Fernando Pessoa
“Não sei o que é o tempo. Não sei qual a verdadeira medida que ele tem, se tem alguma. A do relógio sei que é falsa: divide o tempo espacialmente, por fora. A das emoções sei também que é falsa: divide, não o tempo, mas a sensação dele. A dos sonhos é errada; neles roçamos o tempo, uma vez prolongadamente, outra vez depressa, e o que vivemos é apressado ou lento conforme qualquer coisa do decorrer cuja natureza ignoro. Julgo, às vezes, que tudo é falso, e que o tempo não é mais que uma moldura para enquadrar o que lhe é estranho”. Este texto do Livro do Desassossego, de Bernardo Soares / Fernando Pessoa inspira-nos e desafia-nos a uma viagem pela noção filosófica e ou científica que o Tempo mereceu ao longo do pensamento humano.
Zenão
O grego Zenão, que terá nascido por volta de 490 a.C., desafiou os conceitos de Movimento e de Tempo, através de uma série de pensamentos expressos em paradoxos que, com a sua aparente lógica inabalável, chegaram insolúveis até praticamente aos nossos dias. Um atleta nunca conseguiria atravessar um estádio, porque a distância se iria dividindo infinitamente, e a meta estaria sempre inalcançável; o herói Aquiles nunca conseguiria apanhar a tartaruga que perseguia, pelos mesmos motivos; uma seta em voo estaria afinal em repouso, pois a cada momento ocuparia um espaço parado e igual às suas dimensões. Apenas o cálculo infinitesimal “derrotou” aquele que via tudo – movimento ou tempo – como pontos sucessivos e estáticos.
Platão
O filósofo grego Platão (428/27 a.C. — 347 a.C.), discípulo de Sócrates, fundador da Academia e mestre de Aristóteles, escreve no Timeu que o Tempo é uma imitação móvel da eternidade. E explicita aí a sua tese de um mundo sensível como réplica a um mundo inteligível. São os astros errantes, no seio do Universo, que têm por missão definir as medidas do tempo. E acrescenta: “É assim e por estes motivos que foram criados os astros que percorrem o Céu e que têm fases. Ou seja, a fim de que o Mundo fosse o mais semelhante possível ao ser vivo perfeito e inteligível e para imitar a substância eterna”.
Aristóteles
Aristóteles avança mais na especulação, aproximando-se em certos aspectos de uma teoria do Tempo que não é estranha ao espírito moderno, como faz notar Éric Émery, Professor na Escola Politécnica Federal de Lausanne, e um dos principais pensadores suíços contemporâneos.
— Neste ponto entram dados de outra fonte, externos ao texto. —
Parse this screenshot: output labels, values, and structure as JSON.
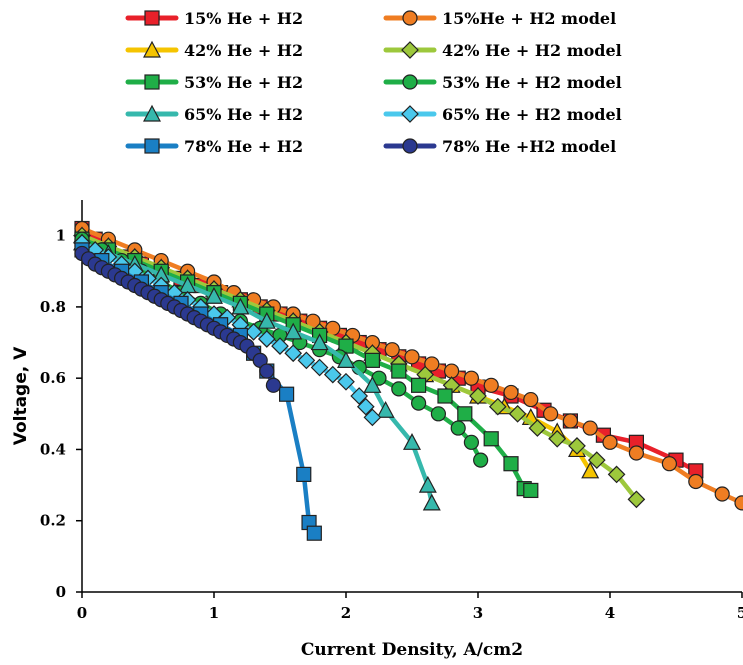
{
  "chart_data": {
    "type": "line",
    "xlabel": "Current Density, A/cm2",
    "ylabel": "Voltage, V",
    "xlim": [
      0,
      5
    ],
    "ylim": [
      0,
      1.1
    ],
    "x_ticks": [
      "0",
      "1",
      "2",
      "3",
      "4",
      "5"
    ],
    "y_ticks": [
      "0",
      "0.2",
      "0.4",
      "0.6",
      "0.8",
      "1"
    ],
    "grid": false,
    "legend_position": "top",
    "series": [
      {
        "name": "15% He + H2",
        "color": "#e8202a",
        "marker": "square",
        "points": [
          [
            0.0,
            1.02
          ],
          [
            0.1,
            0.99
          ],
          [
            0.2,
            0.96
          ],
          [
            0.3,
            0.94
          ],
          [
            0.45,
            0.92
          ],
          [
            0.6,
            0.9
          ],
          [
            0.75,
            0.88
          ],
          [
            0.9,
            0.86
          ],
          [
            1.05,
            0.84
          ],
          [
            1.2,
            0.82
          ],
          [
            1.35,
            0.8
          ],
          [
            1.5,
            0.78
          ],
          [
            1.65,
            0.76
          ],
          [
            1.8,
            0.74
          ],
          [
            1.95,
            0.72
          ],
          [
            2.1,
            0.7
          ],
          [
            2.25,
            0.68
          ],
          [
            2.4,
            0.66
          ],
          [
            2.55,
            0.64
          ],
          [
            2.7,
            0.62
          ],
          [
            2.85,
            0.6
          ],
          [
            3.0,
            0.575
          ],
          [
            3.25,
            0.55
          ],
          [
            3.5,
            0.51
          ],
          [
            3.7,
            0.48
          ],
          [
            3.95,
            0.44
          ],
          [
            4.2,
            0.42
          ],
          [
            4.5,
            0.37
          ],
          [
            4.65,
            0.34
          ]
        ]
      },
      {
        "name": "15%He + H2 model",
        "color": "#ef7d22",
        "marker": "circle",
        "points": [
          [
            0.0,
            1.02
          ],
          [
            0.2,
            0.99
          ],
          [
            0.4,
            0.96
          ],
          [
            0.6,
            0.93
          ],
          [
            0.8,
            0.9
          ],
          [
            1.0,
            0.87
          ],
          [
            1.15,
            0.84
          ],
          [
            1.3,
            0.82
          ],
          [
            1.45,
            0.8
          ],
          [
            1.6,
            0.78
          ],
          [
            1.75,
            0.76
          ],
          [
            1.9,
            0.74
          ],
          [
            2.05,
            0.72
          ],
          [
            2.2,
            0.7
          ],
          [
            2.35,
            0.68
          ],
          [
            2.5,
            0.66
          ],
          [
            2.65,
            0.64
          ],
          [
            2.8,
            0.62
          ],
          [
            2.95,
            0.6
          ],
          [
            3.1,
            0.58
          ],
          [
            3.25,
            0.56
          ],
          [
            3.4,
            0.54
          ],
          [
            3.55,
            0.5
          ],
          [
            3.7,
            0.48
          ],
          [
            3.85,
            0.46
          ],
          [
            4.0,
            0.42
          ],
          [
            4.2,
            0.39
          ],
          [
            4.45,
            0.36
          ],
          [
            4.65,
            0.31
          ],
          [
            4.85,
            0.275
          ],
          [
            5.0,
            0.25
          ]
        ]
      },
      {
        "name": "42% He + H2",
        "color": "#f5c400",
        "marker": "triangle",
        "points": [
          [
            0.0,
            1.0
          ],
          [
            0.2,
            0.97
          ],
          [
            0.4,
            0.94
          ],
          [
            0.6,
            0.91
          ],
          [
            0.8,
            0.88
          ],
          [
            1.0,
            0.85
          ],
          [
            1.2,
            0.82
          ],
          [
            1.4,
            0.79
          ],
          [
            1.6,
            0.76
          ],
          [
            1.8,
            0.73
          ],
          [
            2.0,
            0.7
          ],
          [
            2.2,
            0.67
          ],
          [
            2.4,
            0.64
          ],
          [
            2.6,
            0.61
          ],
          [
            2.8,
            0.58
          ],
          [
            3.0,
            0.55
          ],
          [
            3.2,
            0.52
          ],
          [
            3.4,
            0.49
          ],
          [
            3.6,
            0.45
          ],
          [
            3.75,
            0.4
          ],
          [
            3.85,
            0.34
          ]
        ]
      },
      {
        "name": "42% He + H2 model",
        "color": "#9dc83c",
        "marker": "diamond",
        "points": [
          [
            0.0,
            1.0
          ],
          [
            0.2,
            0.97
          ],
          [
            0.4,
            0.94
          ],
          [
            0.6,
            0.91
          ],
          [
            0.8,
            0.88
          ],
          [
            1.0,
            0.85
          ],
          [
            1.2,
            0.82
          ],
          [
            1.4,
            0.79
          ],
          [
            1.6,
            0.76
          ],
          [
            1.8,
            0.73
          ],
          [
            2.0,
            0.7
          ],
          [
            2.2,
            0.67
          ],
          [
            2.4,
            0.64
          ],
          [
            2.6,
            0.61
          ],
          [
            2.8,
            0.58
          ],
          [
            3.0,
            0.55
          ],
          [
            3.15,
            0.52
          ],
          [
            3.3,
            0.5
          ],
          [
            3.45,
            0.46
          ],
          [
            3.6,
            0.43
          ],
          [
            3.75,
            0.41
          ],
          [
            3.9,
            0.37
          ],
          [
            4.05,
            0.33
          ],
          [
            4.2,
            0.26
          ]
        ]
      },
      {
        "name": "53% He + H2",
        "color": "#1fae47",
        "marker": "square",
        "points": [
          [
            0.0,
            0.99
          ],
          [
            0.2,
            0.96
          ],
          [
            0.4,
            0.93
          ],
          [
            0.6,
            0.9
          ],
          [
            0.8,
            0.87
          ],
          [
            1.0,
            0.84
          ],
          [
            1.2,
            0.81
          ],
          [
            1.4,
            0.78
          ],
          [
            1.6,
            0.75
          ],
          [
            1.8,
            0.72
          ],
          [
            2.0,
            0.69
          ],
          [
            2.2,
            0.65
          ],
          [
            2.4,
            0.62
          ],
          [
            2.55,
            0.58
          ],
          [
            2.75,
            0.55
          ],
          [
            2.9,
            0.5
          ],
          [
            3.1,
            0.43
          ],
          [
            3.25,
            0.36
          ],
          [
            3.35,
            0.29
          ],
          [
            3.4,
            0.285
          ]
        ]
      },
      {
        "name": "53% He + H2 model",
        "color": "#1fae47",
        "marker": "circle",
        "points": [
          [
            0.0,
            0.99
          ],
          [
            0.15,
            0.96
          ],
          [
            0.3,
            0.93
          ],
          [
            0.45,
            0.9
          ],
          [
            0.6,
            0.87
          ],
          [
            0.75,
            0.84
          ],
          [
            0.9,
            0.81
          ],
          [
            1.05,
            0.78
          ],
          [
            1.2,
            0.76
          ],
          [
            1.35,
            0.74
          ],
          [
            1.5,
            0.72
          ],
          [
            1.65,
            0.7
          ],
          [
            1.8,
            0.68
          ],
          [
            1.95,
            0.66
          ],
          [
            2.1,
            0.63
          ],
          [
            2.25,
            0.6
          ],
          [
            2.4,
            0.57
          ],
          [
            2.55,
            0.53
          ],
          [
            2.7,
            0.5
          ],
          [
            2.85,
            0.46
          ],
          [
            2.95,
            0.42
          ],
          [
            3.02,
            0.37
          ]
        ]
      },
      {
        "name": "65% He + H2",
        "color": "#36b8ac",
        "marker": "triangle",
        "points": [
          [
            0.0,
            0.98
          ],
          [
            0.2,
            0.95
          ],
          [
            0.4,
            0.92
          ],
          [
            0.6,
            0.89
          ],
          [
            0.8,
            0.86
          ],
          [
            1.0,
            0.83
          ],
          [
            1.2,
            0.8
          ],
          [
            1.4,
            0.76
          ],
          [
            1.6,
            0.73
          ],
          [
            1.8,
            0.7
          ],
          [
            2.0,
            0.65
          ],
          [
            2.2,
            0.58
          ],
          [
            2.3,
            0.51
          ],
          [
            2.5,
            0.42
          ],
          [
            2.62,
            0.3
          ],
          [
            2.65,
            0.25
          ]
        ]
      },
      {
        "name": "65% He + H2 model",
        "color": "#4ac8ec",
        "marker": "diamond",
        "points": [
          [
            0.0,
            0.98
          ],
          [
            0.1,
            0.96
          ],
          [
            0.2,
            0.94
          ],
          [
            0.3,
            0.92
          ],
          [
            0.4,
            0.9
          ],
          [
            0.5,
            0.88
          ],
          [
            0.6,
            0.86
          ],
          [
            0.7,
            0.84
          ],
          [
            0.8,
            0.82
          ],
          [
            0.9,
            0.8
          ],
          [
            1.0,
            0.78
          ],
          [
            1.1,
            0.77
          ],
          [
            1.2,
            0.75
          ],
          [
            1.3,
            0.73
          ],
          [
            1.4,
            0.71
          ],
          [
            1.5,
            0.69
          ],
          [
            1.6,
            0.67
          ],
          [
            1.7,
            0.65
          ],
          [
            1.8,
            0.63
          ],
          [
            1.9,
            0.61
          ],
          [
            2.0,
            0.59
          ],
          [
            2.1,
            0.55
          ],
          [
            2.15,
            0.52
          ],
          [
            2.2,
            0.49
          ]
        ]
      },
      {
        "name": "78% He + H2",
        "color": "#1a7fc4",
        "marker": "square",
        "points": [
          [
            0.0,
            0.96
          ],
          [
            0.15,
            0.93
          ],
          [
            0.3,
            0.9
          ],
          [
            0.45,
            0.87
          ],
          [
            0.6,
            0.84
          ],
          [
            0.75,
            0.81
          ],
          [
            0.9,
            0.78
          ],
          [
            1.05,
            0.75
          ],
          [
            1.2,
            0.72
          ],
          [
            1.3,
            0.67
          ],
          [
            1.4,
            0.62
          ],
          [
            1.55,
            0.555
          ],
          [
            1.68,
            0.33
          ],
          [
            1.72,
            0.195
          ],
          [
            1.76,
            0.165
          ]
        ]
      },
      {
        "name": "78% He +H2 model",
        "color": "#2b3990",
        "marker": "circle",
        "points": [
          [
            0.0,
            0.95
          ],
          [
            0.05,
            0.935
          ],
          [
            0.1,
            0.92
          ],
          [
            0.15,
            0.91
          ],
          [
            0.2,
            0.9
          ],
          [
            0.25,
            0.89
          ],
          [
            0.3,
            0.88
          ],
          [
            0.35,
            0.87
          ],
          [
            0.4,
            0.86
          ],
          [
            0.45,
            0.85
          ],
          [
            0.5,
            0.84
          ],
          [
            0.55,
            0.83
          ],
          [
            0.6,
            0.82
          ],
          [
            0.65,
            0.81
          ],
          [
            0.7,
            0.8
          ],
          [
            0.75,
            0.79
          ],
          [
            0.8,
            0.78
          ],
          [
            0.85,
            0.77
          ],
          [
            0.9,
            0.76
          ],
          [
            0.95,
            0.75
          ],
          [
            1.0,
            0.74
          ],
          [
            1.05,
            0.73
          ],
          [
            1.1,
            0.72
          ],
          [
            1.15,
            0.71
          ],
          [
            1.2,
            0.7
          ],
          [
            1.25,
            0.69
          ],
          [
            1.3,
            0.67
          ],
          [
            1.35,
            0.65
          ],
          [
            1.4,
            0.62
          ],
          [
            1.45,
            0.58
          ]
        ]
      }
    ]
  }
}
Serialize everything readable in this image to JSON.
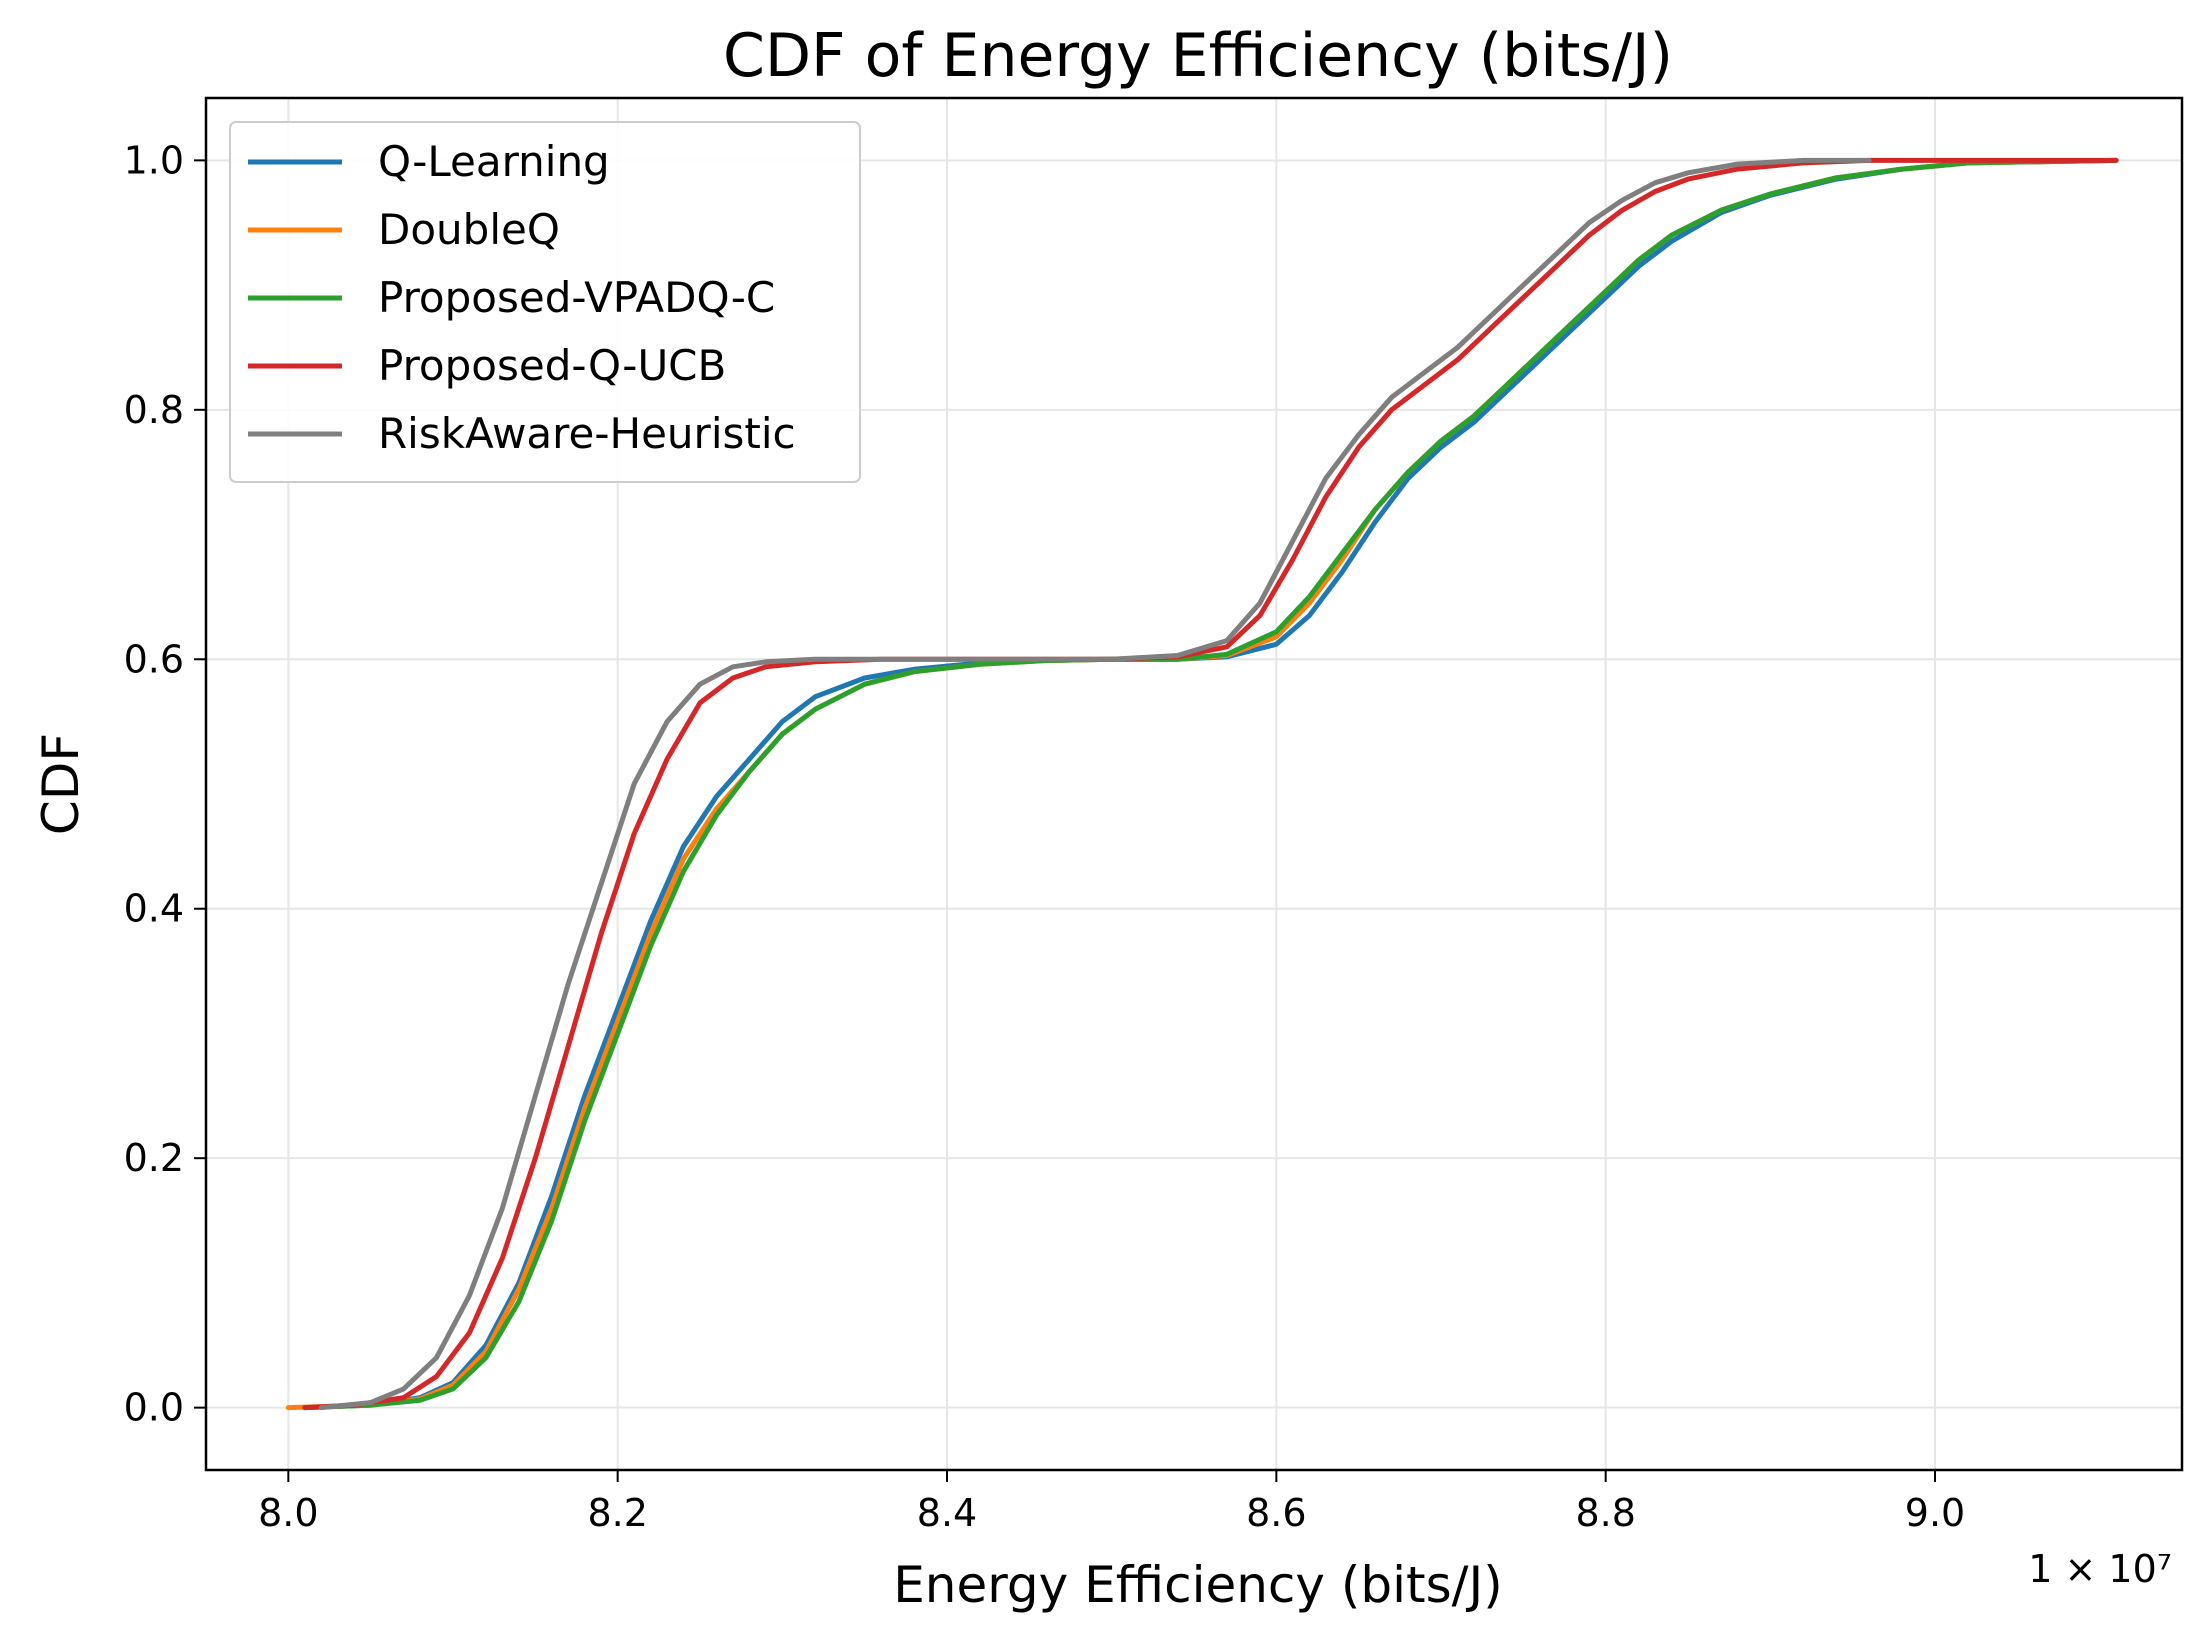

Apesar disso, ela não deixa de continuar a ser antiga. “A forma aristotélica é de facto a Ideia, considerada como imanente às coisas e realizada na matéria”, explica Émery. Na sua obra Física, Aristóteles diz: “O Tempo não existe sem mudança; com efeito, quando não nos submetemos à mudança, no nosso pensamento, ou quando não nos apercebemos dela, parece-nos que o Tempo não passou”. E ainda: “Eis o que é o Tempo: o numerar do movimento, segundo a relação anterior-posterior”.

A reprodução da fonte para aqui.